Factorising a 3 x 3 determinant - What Am I doing Wrong?

Question

$$\begin{vmatrix} 1 & a & a^3 \\ 1 & b & b^3 \\ 1 & c & c^3 \\ \end{vmatrix}$$ subtracting the top row from the middle and bottom rows $$ = \begin{vmatrix} 1 & a & a^3 \\ 0 & (b - a) & (b^3 - a^3)\\ 0 & (c - a) & (c^3 - a^3)\\ \end{vmatrix} $$ expanding the determinant $$ = \begin{vmatrix} (b - a) & (b^3 - a^3)\\ (c - a) & (c^3 - a^3)\\ \end{vmatrix} $$ pulling out factors $$ = (b-a)(c-a) \begin{vmatrix} 1 & (b^2 + a^2)\\ 1 & (c^2 + a^2)\\ \end{vmatrix} $$ and evaluating gives $$ = (b-a)(c-a)(c^2 - b^2) $$ yet the answer in the book gives $$(a+b+c)(a-b)(b-c)(c-a)$$

I am self studying so thanks in advance

Answer 1

Do you know, $$x^3-y^3=(x-y)(x^2+xy+y^2)$$ and not $$x^3-y^3\ne(x-y)(x^2+y^2)$$ in general?

Answer 2

But $b^3-a^3 = (b-a)(b^2+ab+a^2)$ and $c^3-a^3 = (c-a)(c^2+ac+a^2)$. Hence $$(c^2+ac+a^2) - (b^2+ab+a^2) = c^2+ac- b^2-ab = (c-b)(a+b+c).$$

Answer 3

A way to compute the determinant via polynomials, à la Vandermonde.

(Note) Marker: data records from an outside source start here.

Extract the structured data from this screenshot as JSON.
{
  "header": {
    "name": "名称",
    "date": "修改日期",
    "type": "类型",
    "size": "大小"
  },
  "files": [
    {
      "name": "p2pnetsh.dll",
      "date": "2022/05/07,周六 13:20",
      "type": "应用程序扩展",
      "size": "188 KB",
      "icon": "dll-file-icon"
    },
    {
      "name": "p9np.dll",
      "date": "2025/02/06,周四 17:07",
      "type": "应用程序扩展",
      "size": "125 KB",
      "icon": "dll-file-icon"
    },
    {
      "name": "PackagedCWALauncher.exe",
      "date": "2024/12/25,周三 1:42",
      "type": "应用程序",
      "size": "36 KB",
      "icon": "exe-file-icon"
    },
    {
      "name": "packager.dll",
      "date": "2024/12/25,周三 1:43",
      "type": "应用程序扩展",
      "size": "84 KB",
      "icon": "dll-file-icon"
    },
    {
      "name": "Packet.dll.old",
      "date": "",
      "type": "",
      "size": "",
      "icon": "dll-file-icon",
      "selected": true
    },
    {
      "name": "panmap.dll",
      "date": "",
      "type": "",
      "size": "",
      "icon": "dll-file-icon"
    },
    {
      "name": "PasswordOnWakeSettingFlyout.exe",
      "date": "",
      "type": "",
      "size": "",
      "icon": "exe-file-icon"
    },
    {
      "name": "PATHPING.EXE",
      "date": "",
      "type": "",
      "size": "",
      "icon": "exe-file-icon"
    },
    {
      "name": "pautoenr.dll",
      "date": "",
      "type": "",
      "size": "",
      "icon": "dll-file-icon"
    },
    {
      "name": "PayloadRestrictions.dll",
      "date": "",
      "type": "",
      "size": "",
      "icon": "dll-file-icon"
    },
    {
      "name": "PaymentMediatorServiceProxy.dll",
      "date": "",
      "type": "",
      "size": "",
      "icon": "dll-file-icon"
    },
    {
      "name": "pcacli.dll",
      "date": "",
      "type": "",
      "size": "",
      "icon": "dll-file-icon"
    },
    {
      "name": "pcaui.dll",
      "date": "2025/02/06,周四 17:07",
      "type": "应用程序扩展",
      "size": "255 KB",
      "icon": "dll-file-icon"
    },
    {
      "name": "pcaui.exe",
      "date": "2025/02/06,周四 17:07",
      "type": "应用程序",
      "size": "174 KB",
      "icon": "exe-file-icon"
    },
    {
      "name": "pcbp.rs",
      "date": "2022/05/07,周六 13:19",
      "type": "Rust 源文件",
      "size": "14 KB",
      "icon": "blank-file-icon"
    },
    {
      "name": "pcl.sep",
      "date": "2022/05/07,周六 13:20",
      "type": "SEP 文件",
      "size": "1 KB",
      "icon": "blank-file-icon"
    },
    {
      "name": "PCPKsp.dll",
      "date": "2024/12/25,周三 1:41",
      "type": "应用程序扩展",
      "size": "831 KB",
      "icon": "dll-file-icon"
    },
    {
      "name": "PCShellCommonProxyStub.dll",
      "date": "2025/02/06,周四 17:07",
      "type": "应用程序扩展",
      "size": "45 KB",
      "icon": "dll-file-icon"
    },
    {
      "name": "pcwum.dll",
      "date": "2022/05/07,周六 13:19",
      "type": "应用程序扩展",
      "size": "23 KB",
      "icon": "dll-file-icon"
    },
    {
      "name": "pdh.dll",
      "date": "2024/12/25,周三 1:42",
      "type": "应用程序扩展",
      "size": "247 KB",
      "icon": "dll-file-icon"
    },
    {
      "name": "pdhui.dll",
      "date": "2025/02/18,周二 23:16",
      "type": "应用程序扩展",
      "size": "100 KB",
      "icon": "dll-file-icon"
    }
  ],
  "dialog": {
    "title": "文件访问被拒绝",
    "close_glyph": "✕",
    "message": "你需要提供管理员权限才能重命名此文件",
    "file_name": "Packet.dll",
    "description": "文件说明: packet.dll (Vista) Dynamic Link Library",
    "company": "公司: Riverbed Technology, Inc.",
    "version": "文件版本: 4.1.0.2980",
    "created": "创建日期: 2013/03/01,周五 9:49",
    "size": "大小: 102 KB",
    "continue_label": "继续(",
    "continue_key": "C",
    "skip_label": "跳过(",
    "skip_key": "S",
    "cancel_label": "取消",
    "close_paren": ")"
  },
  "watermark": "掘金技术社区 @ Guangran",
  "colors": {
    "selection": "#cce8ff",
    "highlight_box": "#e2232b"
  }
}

Consider the polynomial $$ f(x) = \begin{vmatrix} 1 & x & x^{3} \\ 1 & b & b^{3} \\ 1 & c & c^{3} \\ \end{vmatrix}. $$ Clearly two roots of $f(x)$ are $b$ and $c$, because $f(b)$ is the determinant of a matrix with two equal rows, and similarly for $f(c)$. Also, the coefficient of $x^{3}$ is $$\begin{vmatrix} 1 & b\\ 1 & c \end{vmatrix} = c - b $$ and the coefficient of $x^{2}$ is $0$. Since the coefficient of $x^{2}$ is the negative of the sum of the roots, the three roots of $f(x)$ are $$b, \quad c, \quad - b - c,$$ and thus $$ f(x) = (c - b) (x - b) (x - c) (x + b + c). $$ Now set $x = a$.